Last week 1.74m people in France tuned in to watch Marine Le Pen, leader of France’s far-right Front National (FN) on French political television programme L’Emission Politique — only 7.7 percent of viewers, the smallest audience recorded since the program first aired just over a year ago.

During her presidential campaign in February, Le Pen attracted some 3.48m people to her appearance on the show.

Le Pen has laid low since she lost the election in May but her latest TV appearance was meant to be her political comeback. She attempted to clarify her and her party’s views on the European Union and the eurozone.
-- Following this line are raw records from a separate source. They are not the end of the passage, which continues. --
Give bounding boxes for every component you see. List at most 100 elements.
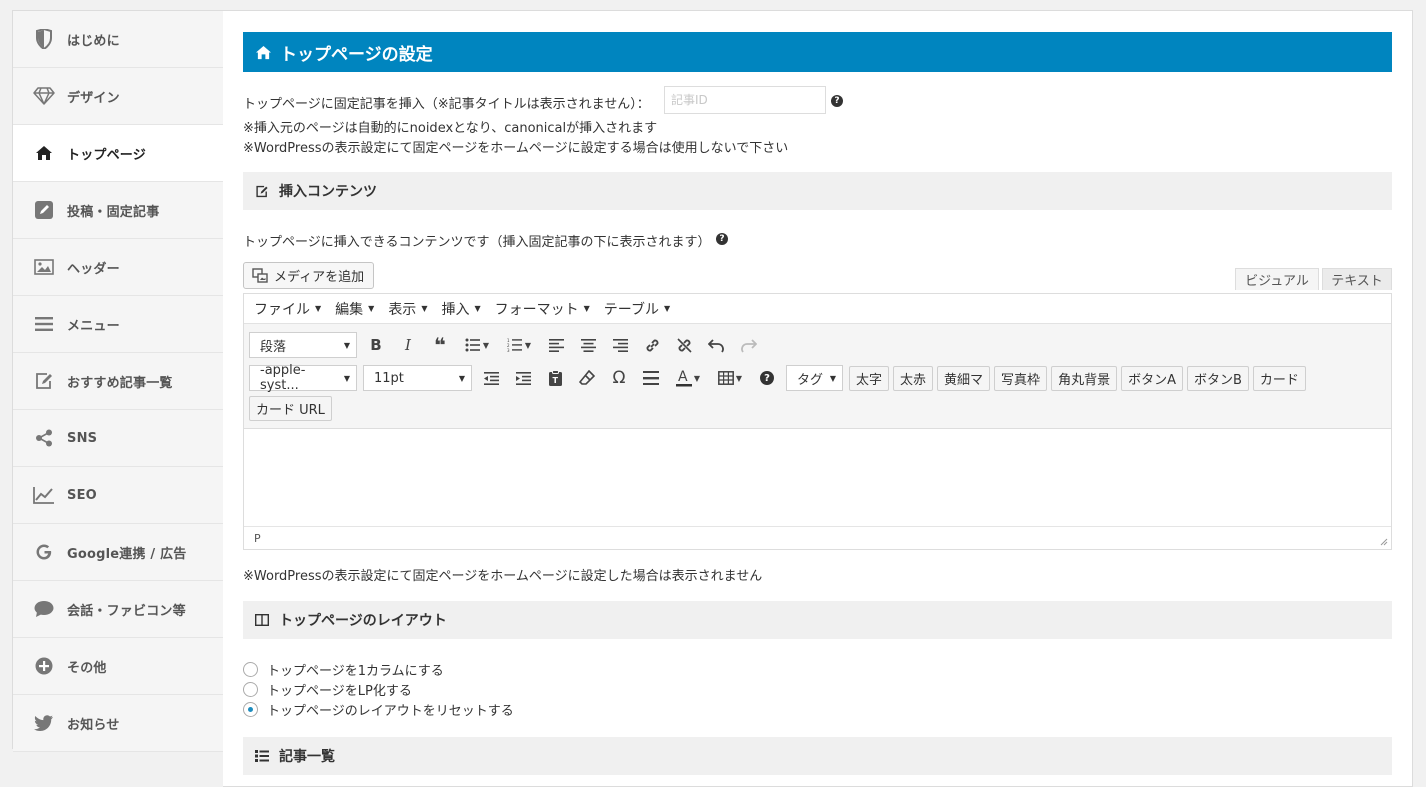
sidebar-item-intro[interactable]: はじめに (13, 11, 223, 68)
table-button[interactable]: ▼ (712, 365, 748, 391)
menu-edit[interactable]: 編集 ▼ (335, 299, 374, 319)
bars-icon (33, 313, 55, 335)
radio-reset-layout[interactable]: トップページのレイアウトをリセットする (243, 700, 514, 719)
caret-down-icon: ▼ (474, 304, 481, 313)
numbered-list-button[interactable]: 1 2 3 ▼ (501, 332, 537, 358)
radio-button[interactable] (243, 662, 258, 677)
sidebar-item-design[interactable]: デザイン (13, 68, 223, 125)
help-icon[interactable]: ? (754, 365, 780, 391)
help-icon[interactable]: ? (831, 95, 843, 107)
sidebar-item-seo[interactable]: SEO (13, 467, 223, 524)
menu-view[interactable]: 表示 ▼ (388, 299, 427, 319)
sidebar-item-menu[interactable]: メニュー (13, 296, 223, 353)
help-icon[interactable]: ? (716, 233, 728, 245)
paste-text-icon[interactable]: T (542, 365, 568, 391)
rich-text-editor: ファイル ▼ 編集 ▼ 表示 ▼ 挿入 ▼ フォーマット ▼ テーブル ▼ 段落 ▼ B I … (243, 293, 1392, 550)
card-url-button[interactable]: カード URL (249, 395, 332, 421)
text-color-button[interactable]: A ▼ (670, 365, 706, 391)
sidebar-item-posts[interactable]: 投稿・固定記事 (13, 182, 223, 239)
horizontal-rule-icon[interactable] (638, 365, 664, 391)
sidebar-item-other[interactable]: その他 (13, 638, 223, 695)
menu-table[interactable]: テーブル ▼ (604, 299, 670, 319)
italic-button[interactable]: I (395, 332, 421, 358)
tag-select[interactable]: タグ ▼ (786, 365, 843, 391)
caret-down-icon: ▼ (663, 304, 671, 313)
element-path[interactable]: P (254, 532, 261, 545)
custom-button-yellow-marker[interactable]: 黄細マ (937, 365, 991, 391)
twitter-icon (33, 712, 55, 734)
home-icon (255, 45, 272, 60)
caret-down-icon: ▼ (368, 304, 375, 313)
bullet-list-button[interactable]: ▼ (459, 332, 495, 358)
sidebar-item-label: メニュー (67, 318, 120, 334)
special-char-icon[interactable]: Ω (606, 365, 632, 391)
radio-button[interactable] (243, 682, 258, 697)
radio-lp[interactable]: トップページをLP化する (243, 680, 412, 699)
columns-icon (255, 614, 269, 626)
sidebar-item-news[interactable]: お知らせ (13, 695, 223, 752)
section-title: 記事一覧 (279, 749, 335, 765)
external-edit-icon (33, 370, 55, 392)
insert-content-desc: トップページに挿入できるコンテンツです（挿入固定記事の下に表示されます） (243, 235, 711, 250)
custom-button-bold[interactable]: 太字 (849, 365, 890, 391)
align-left-icon[interactable] (543, 332, 569, 358)
link-icon[interactable] (639, 332, 665, 358)
format-select[interactable]: 段落 ▼ (249, 332, 357, 358)
blockquote-icon[interactable]: ❝ (427, 332, 453, 358)
custom-button-button-b[interactable]: ボタンB (1186, 365, 1249, 391)
caret-down-icon: ▼ (829, 373, 836, 383)
caret-down-icon: ▼ (458, 373, 465, 383)
sidebar-item-top-page[interactable]: トップページ (13, 125, 223, 182)
outdent-icon[interactable] (478, 365, 504, 391)
tab-visual[interactable]: ビジュアル (1235, 268, 1319, 290)
menu-insert[interactable]: 挿入 ▼ (441, 299, 480, 319)
edit-icon (255, 185, 269, 198)
undo-icon[interactable] (703, 332, 729, 358)
align-right-icon[interactable] (607, 332, 633, 358)
eraser-icon[interactable] (574, 365, 600, 391)
custom-button-button-a[interactable]: ボタンA (1121, 365, 1183, 391)
sidebar-item-label: おすすめ記事一覧 (67, 375, 173, 391)
list-icon (255, 750, 269, 762)
editor-note: ※WordPressの表示設定にて固定ページをホームページに設定した場合は表示さ… (243, 569, 763, 584)
sidebar-item-label: その他 (67, 660, 107, 676)
font-family-select[interactable]: -apple-syst... ▼ (249, 363, 357, 393)
sidebar-item-header[interactable]: ヘッダー (13, 239, 223, 296)
radio-one-column[interactable]: トップページを1カラムにする (243, 660, 444, 679)
align-center-icon[interactable] (575, 332, 601, 358)
sidebar-item-recommended[interactable]: おすすめ記事一覧 (13, 353, 223, 410)
menu-file[interactable]: ファイル ▼ (254, 299, 321, 319)
radio-label: トップページを1カラムにする (267, 664, 444, 679)
sidebar-item-google[interactable]: Google連携 / 広告 (13, 524, 223, 581)
custom-button-rounded-bg[interactable]: 角丸背景 (1051, 365, 1118, 391)
custom-button-photo-frame[interactable]: 写真枠 (994, 365, 1048, 391)
indent-icon[interactable] (510, 365, 536, 391)
svg-text:T: T (552, 376, 558, 385)
bold-button[interactable]: B (363, 332, 389, 358)
custom-button-card[interactable]: カード (1252, 365, 1306, 391)
main-panel: トップページの設定 トップページに固定記事を挿入（※記事タイトルは表示されません… (223, 10, 1413, 787)
post-id-input[interactable] (664, 86, 826, 114)
caret-down-icon: ▼ (343, 373, 350, 383)
sidebar-item-label: トップページ (67, 147, 146, 163)
radio-label: トップページのレイアウトをリセットする (267, 704, 514, 719)
resize-handle-icon[interactable] (1380, 538, 1388, 546)
unlink-icon[interactable] (671, 332, 697, 358)
editor-content-area[interactable] (244, 429, 1391, 527)
sidebar-item-conversation[interactable]: 会話・ファビコン等 (13, 581, 223, 638)
plus-circle-icon (33, 655, 55, 677)
note-noindex: ※挿入元のページは自動的にnoidexとなり、canonicalが挿入されます (243, 121, 658, 136)
font-size-select[interactable]: 11pt ▼ (363, 365, 472, 391)
svg-text:3: 3 (507, 348, 510, 352)
menu-format[interactable]: フォーマット ▼ (495, 299, 590, 319)
add-media-label: メディアを追加 (274, 270, 365, 285)
redo-icon[interactable] (735, 332, 761, 358)
caret-down-icon: ▼ (343, 340, 350, 350)
sidebar-item-label: SEO (67, 487, 97, 503)
sidebar-item-sns[interactable]: SNS (13, 410, 223, 467)
radio-button[interactable] (243, 702, 258, 717)
radio-label: トップページをLP化する (267, 684, 412, 699)
tab-text[interactable]: テキスト (1322, 268, 1392, 290)
add-media-button[interactable]: メディアを追加 (243, 262, 374, 289)
custom-button-bold-red[interactable]: 太赤 (893, 365, 934, 391)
Le Pen came across as undecided however. She said:

We will see if Mr Macron has success…that the European Central Bank (ECB) is no longer independent… that the ECB’s money supply no longer belongs to banks but to the states. If the euro was positive for France, I would be satisfied with the euro, but I think that it continues to be negative. In many areas, we can improve the daily life of the French without leaving Europe or the euro.

In March Le Pen said 70 percent of her plans for the country were not possible while the county remained part of the EU and its single currency.
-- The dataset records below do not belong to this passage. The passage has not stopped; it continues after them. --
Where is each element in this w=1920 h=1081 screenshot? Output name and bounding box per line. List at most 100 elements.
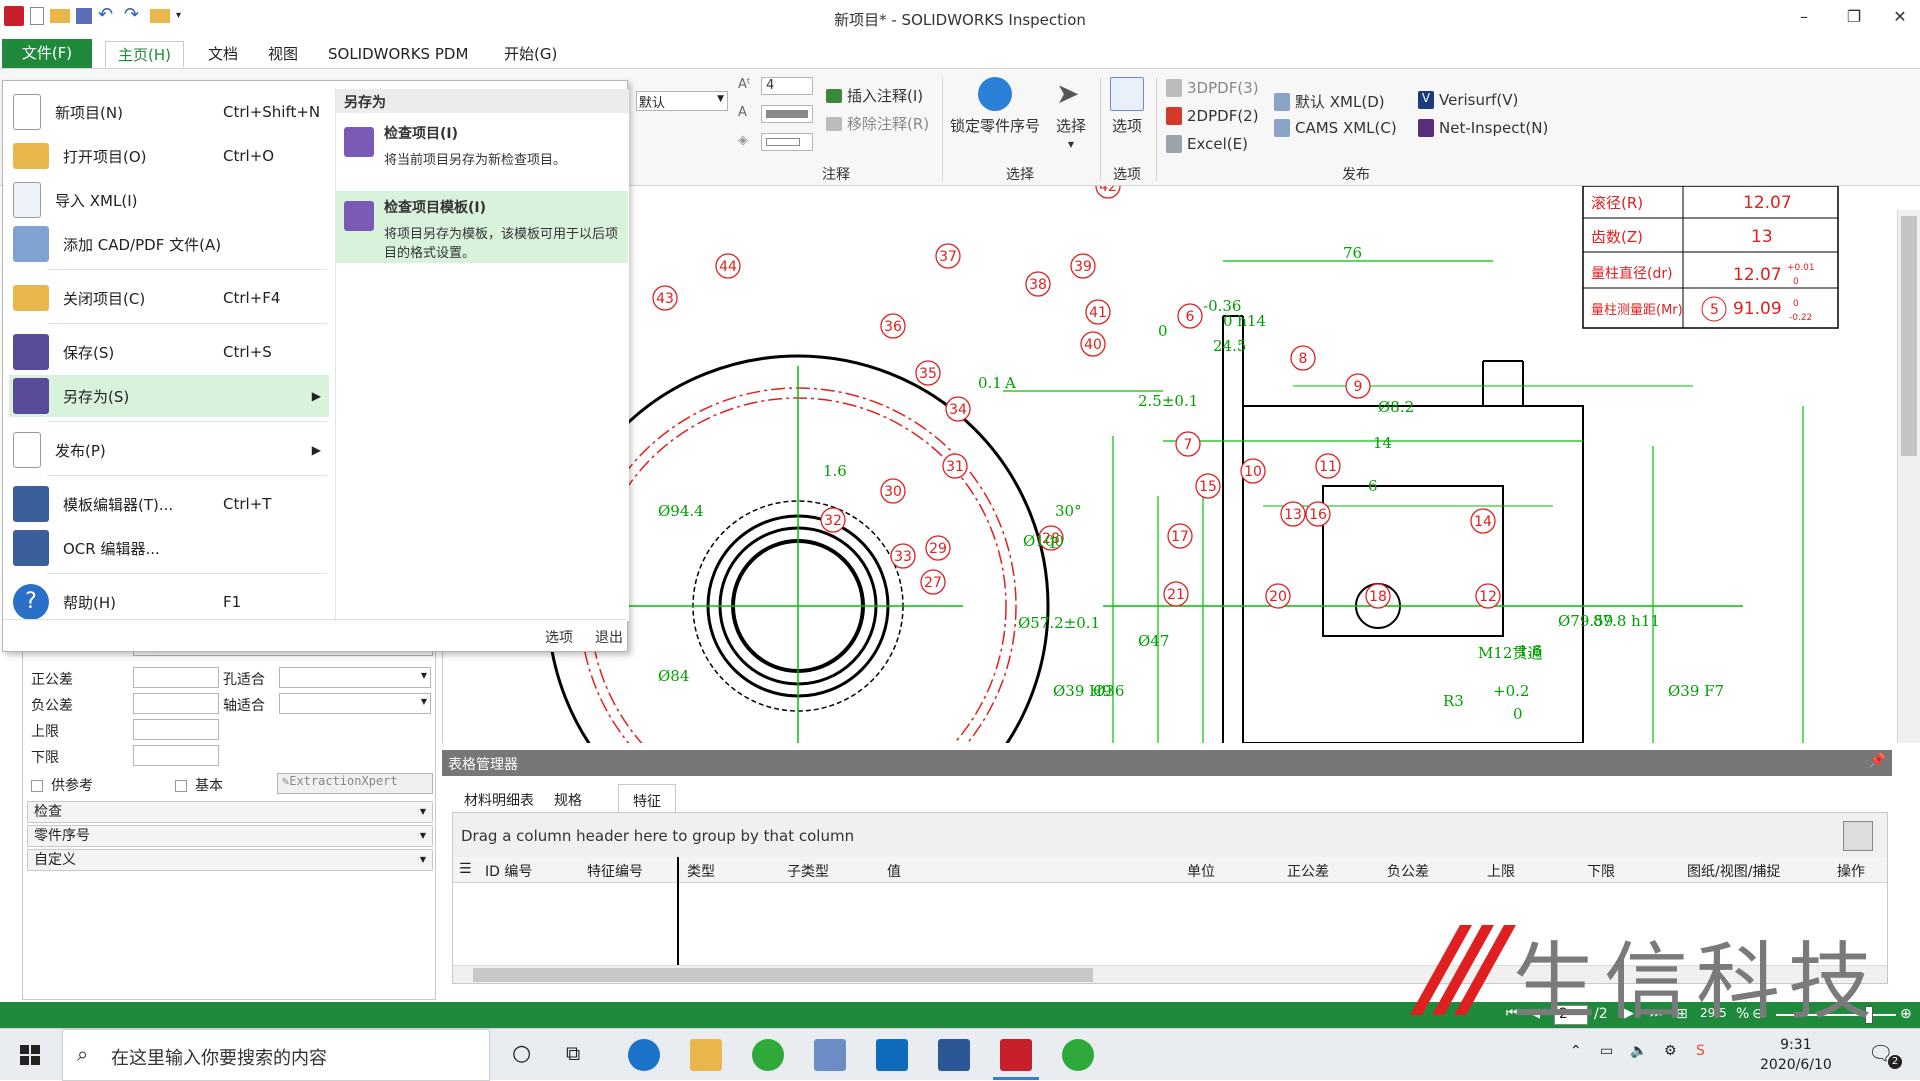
wechat-icon[interactable] xyxy=(1062,1039,1094,1071)
zoom-in-icon[interactable]: ⊕ xyxy=(1900,1006,1912,1022)
mail-icon[interactable] xyxy=(814,1039,846,1071)
column-plus-tol[interactable]: 正公差 xyxy=(1287,861,1329,881)
tab-bom[interactable]: 材料明细表 xyxy=(452,788,546,812)
pin-icon[interactable]: 📌 xyxy=(1869,753,1886,769)
network-icon[interactable]: ⚙ xyxy=(1664,1043,1677,1059)
ie-icon[interactable] xyxy=(752,1039,784,1071)
balloon[interactable]: 38 xyxy=(1025,271,1051,297)
column-lower[interactable]: 下限 xyxy=(1587,861,1615,881)
outlook-icon[interactable] xyxy=(876,1039,908,1071)
balloon[interactable]: 36 xyxy=(880,313,906,339)
menu-help[interactable]: ? 帮助(H) F1 xyxy=(9,581,329,623)
save-as-inspection-project[interactable]: 检查项目(I) 将当前项目另存为新检查项目。 xyxy=(336,117,628,174)
balloon[interactable]: 7 xyxy=(1175,431,1201,457)
fill-color-control[interactable]: ◈ xyxy=(738,133,813,151)
cortana-icon[interactable]: ○ xyxy=(512,1041,531,1066)
balloon[interactable]: 10 xyxy=(1240,458,1266,484)
column-value[interactable]: 值 xyxy=(887,861,901,881)
edge-icon[interactable] xyxy=(628,1039,660,1071)
column-unit[interactable]: 单位 xyxy=(1187,861,1215,881)
column-upper[interactable]: 上限 xyxy=(1487,861,1515,881)
balloon[interactable]: 16 xyxy=(1305,501,1331,527)
tab-home[interactable]: 主页(H) xyxy=(105,41,184,67)
section-inspection[interactable]: 检查 ▼ xyxy=(27,801,433,823)
font-size-control[interactable]: Aᵗ 4 xyxy=(738,77,813,95)
close-button[interactable]: ✕ xyxy=(1880,4,1920,30)
taskbar-clock[interactable]: 9:31 2020/6/10 xyxy=(1760,1035,1832,1075)
lower-limit-field[interactable] xyxy=(133,745,219,766)
balloon[interactable]: 12 xyxy=(1475,583,1501,609)
menu-import-xml[interactable]: 导入 XML(I) xyxy=(9,179,329,221)
balloon[interactable]: 9 xyxy=(1345,373,1371,399)
balloon[interactable]: 37 xyxy=(935,243,961,269)
menu-ocr-editor[interactable]: OCR 编辑器... xyxy=(9,527,329,569)
menu-publish[interactable]: 发布(P) ▶ xyxy=(9,429,329,471)
net-inspect-button[interactable]: Net-Inspect(N) xyxy=(1418,119,1548,137)
menu-new-project[interactable]: 新项目(N) Ctrl+Shift+N xyxy=(9,91,329,133)
balloon[interactable]: 33 xyxy=(890,543,916,569)
text-color-field[interactable] xyxy=(761,105,813,123)
engineering-drawing[interactable]: 4245444337393836404168935343130332932282… xyxy=(443,186,1897,743)
word-icon[interactable] xyxy=(938,1039,970,1071)
basic-checkbox[interactable]: 基本 xyxy=(175,775,223,795)
balloon[interactable]: 42 xyxy=(1095,186,1121,199)
menu-template-editor[interactable]: 模板编辑器(T)... Ctrl+T xyxy=(9,483,329,525)
balloon[interactable]: 34 xyxy=(945,396,971,422)
section-custom[interactable]: 自定义 ▼ xyxy=(27,849,433,871)
minimize-button[interactable]: – xyxy=(1784,4,1824,30)
group-by-panel[interactable]: Drag a column header here to group by th… xyxy=(453,813,1887,857)
verisurf-button[interactable]: V Verisurf(V) xyxy=(1418,91,1518,109)
balloon[interactable]: 41 xyxy=(1085,299,1111,325)
select-button[interactable]: ➤ 选择 ▼ xyxy=(1056,77,1086,149)
plus-tolerance-field[interactable] xyxy=(133,667,219,688)
balloon[interactable]: 13 xyxy=(1280,501,1306,527)
taskbar-search[interactable]: ⌕ 在这里输入你要搜索的内容 xyxy=(62,1029,490,1081)
drawing-canvas[interactable]: 4245444337393836404168935343130332932282… xyxy=(442,186,1897,743)
balloon[interactable]: 14 xyxy=(1470,508,1496,534)
balloon[interactable]: 39 xyxy=(1070,253,1096,279)
column-type[interactable]: 类型 xyxy=(687,861,715,881)
exit-link[interactable]: 退出 xyxy=(595,627,623,647)
balloon[interactable]: 31 xyxy=(942,453,968,479)
font-size-field[interactable]: 4 xyxy=(761,77,813,95)
style-dropdown[interactable]: 默认 ▼ xyxy=(636,91,728,111)
shaft-fit-select[interactable]: ▼ xyxy=(279,693,431,714)
menu-save[interactable]: 保存(S) Ctrl+S xyxy=(9,331,329,373)
fill-field[interactable] xyxy=(761,133,813,151)
extraction-xpert-button[interactable]: ✎ExtractionXpert xyxy=(277,773,433,794)
text-color-control[interactable]: A xyxy=(738,105,813,123)
cams-xml-button[interactable]: CAMS XML(C) xyxy=(1274,119,1397,137)
volume-icon[interactable]: 🔈 xyxy=(1630,1043,1647,1059)
tab-start[interactable]: 开始(G) xyxy=(492,41,569,67)
tab-spec[interactable]: 规格 xyxy=(542,788,594,812)
balloon[interactable]: 32 xyxy=(820,507,846,533)
file-explorer-icon[interactable] xyxy=(690,1039,722,1071)
reference-checkbox[interactable]: 供参考 xyxy=(31,775,93,795)
column-sheet-view[interactable]: 图纸/视图/捕捉 xyxy=(1687,861,1780,881)
sogou-input-icon[interactable]: S xyxy=(1696,1043,1705,1059)
balloon[interactable]: 27 xyxy=(920,569,946,595)
balloon[interactable]: 29 xyxy=(925,535,951,561)
balloon[interactable]: 40 xyxy=(1080,331,1106,357)
balloon[interactable]: 15 xyxy=(1195,473,1221,499)
minus-tolerance-field[interactable] xyxy=(133,693,219,714)
publish-excel-button[interactable]: Excel(E) xyxy=(1166,135,1248,153)
balloon[interactable]: 11 xyxy=(1315,453,1341,479)
balloon[interactable]: 35 xyxy=(915,360,941,386)
balloon[interactable]: 20 xyxy=(1265,583,1291,609)
balloon[interactable]: 18 xyxy=(1365,583,1391,609)
balloon[interactable]: 8 xyxy=(1290,345,1316,371)
lock-balloon-button[interactable]: 锁定零件序号 xyxy=(950,77,1040,136)
upper-limit-field[interactable] xyxy=(133,719,219,740)
balloon[interactable]: 21 xyxy=(1163,581,1189,607)
balloon[interactable]: 17 xyxy=(1167,523,1193,549)
section-balloon[interactable]: 零件序号 ▼ xyxy=(27,825,433,847)
balloon[interactable]: 30 xyxy=(880,478,906,504)
menu-close-project[interactable]: 关闭项目(C) Ctrl+F4 xyxy=(9,277,329,319)
balloon[interactable]: 6 xyxy=(1177,303,1203,329)
column-feature-no[interactable]: 特征编号 xyxy=(587,861,643,881)
tab-pdm[interactable]: SOLIDWORKS PDM xyxy=(316,41,480,67)
options-button[interactable]: 选项 xyxy=(1110,77,1144,136)
grid-settings-icon[interactable] xyxy=(1843,821,1873,851)
windows-start-icon[interactable] xyxy=(20,1045,40,1065)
However, the conversation evolved following her defeat in May as she committed to transforming the party.

Florian Philippot, Le Pen’s right-hand man before he quit the party, left amid disagreements with Le Pen and warned the party was veering back to its “terrifying” ways of the past.

The FN is divided over whether it should return to its far-right stance or continue with Philippot’s plans to widen the party’s appeal, whilst potentially losing the party’s core principles.

Philippot, a fierce Eurosceptic, helped Le Pen in her attempts to rebuild the party after she took over from her anti-Semitic father, Jean-Marie Le Pen.

He introduced a focus on data and statistics and guided the party in a new direction, with economic policies becoming increasingly left wing, reaching out to working class voters.

Philippot shouldered much of the blame following FN’s election defeat in May, with many criticising his insistence that France should abandon the euro, a measure unsupported by most French voters.

However, another member of the FN said:

If we abandon the exit of the EU and the Euro, I don’t see how we can recover sovereignty.